Thursday, December 30, 2004

Twenty-Five Lectures on Modern Balkans History

Twenty-Five Lectures on Modern Balkans History. This site has a large number of essays dealing with the most problematic region of Europe. These were all written by Steven Sowards of Michigan State University.

From the site:

One can't understand the Balkans without understanding its ethnic groups, and one can't understand the ethnic groups and their history without knowing the influence of the region's geography.

Even the geographic extent of the "Balkan" region is a matter of controversy. Many scholars, especially those writing in the Cold War era, have included only the Communist states and linked them with Czechoslovakia, Poland and East Germany, while omitting Greece and ignoring Turkey and the Ottoman era. Other historians exclude Hungary, Croatia and other Habsburg lands, because of their "central" European character, supposedly contrary to Balkan themes. But the presence of contradictory themes is itself characteristically Balkan.

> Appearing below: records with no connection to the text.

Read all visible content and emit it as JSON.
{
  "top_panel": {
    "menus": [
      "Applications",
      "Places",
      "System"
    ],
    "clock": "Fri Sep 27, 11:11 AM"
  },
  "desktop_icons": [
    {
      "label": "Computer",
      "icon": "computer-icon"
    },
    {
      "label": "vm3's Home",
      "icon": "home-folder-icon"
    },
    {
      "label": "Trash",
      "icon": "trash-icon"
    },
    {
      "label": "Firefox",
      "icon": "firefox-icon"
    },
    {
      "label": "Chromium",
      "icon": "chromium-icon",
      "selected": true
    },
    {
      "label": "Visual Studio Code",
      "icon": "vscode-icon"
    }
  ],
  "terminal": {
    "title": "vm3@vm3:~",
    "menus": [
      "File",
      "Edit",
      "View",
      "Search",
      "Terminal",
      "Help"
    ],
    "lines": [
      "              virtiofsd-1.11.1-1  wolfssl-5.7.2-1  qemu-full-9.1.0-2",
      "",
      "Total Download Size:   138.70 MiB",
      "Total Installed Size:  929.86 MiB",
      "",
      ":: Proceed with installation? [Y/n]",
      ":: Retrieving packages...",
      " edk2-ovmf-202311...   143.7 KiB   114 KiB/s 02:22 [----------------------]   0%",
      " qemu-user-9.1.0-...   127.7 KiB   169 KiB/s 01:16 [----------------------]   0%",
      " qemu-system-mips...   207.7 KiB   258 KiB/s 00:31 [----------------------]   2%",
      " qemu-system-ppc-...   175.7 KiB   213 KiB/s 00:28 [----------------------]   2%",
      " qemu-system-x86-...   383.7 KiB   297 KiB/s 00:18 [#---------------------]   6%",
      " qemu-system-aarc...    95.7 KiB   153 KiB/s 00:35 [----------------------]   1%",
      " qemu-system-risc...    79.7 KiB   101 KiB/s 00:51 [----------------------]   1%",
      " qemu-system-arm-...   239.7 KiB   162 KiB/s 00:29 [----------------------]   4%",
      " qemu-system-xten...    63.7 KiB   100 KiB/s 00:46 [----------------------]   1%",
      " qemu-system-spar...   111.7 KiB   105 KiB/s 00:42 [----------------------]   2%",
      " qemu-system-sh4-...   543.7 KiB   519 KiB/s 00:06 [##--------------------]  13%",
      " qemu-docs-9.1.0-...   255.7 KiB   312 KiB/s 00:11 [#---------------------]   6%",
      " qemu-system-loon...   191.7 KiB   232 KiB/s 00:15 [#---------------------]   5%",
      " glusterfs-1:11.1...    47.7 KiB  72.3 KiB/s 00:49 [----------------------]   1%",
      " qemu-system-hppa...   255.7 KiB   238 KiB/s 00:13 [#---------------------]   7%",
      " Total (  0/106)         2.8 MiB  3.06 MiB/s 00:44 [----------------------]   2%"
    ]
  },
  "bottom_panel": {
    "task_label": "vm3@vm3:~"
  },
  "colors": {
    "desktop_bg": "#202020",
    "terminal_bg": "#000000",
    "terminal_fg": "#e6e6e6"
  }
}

For the purposes of this course of lectures, the Balkan area includes Greece, Bulgaria, Yugoslavia, Romania, Albania and Hungary. Most of this area was once under Ottoman Turkish rule; the rest under the Austro-Hungarian Empire. The lectures will not deal with all of the Ottoman Empire, which extended into Asia and Africa, or other former Habsburg lands such as Czechoslovakia and parts of Poland.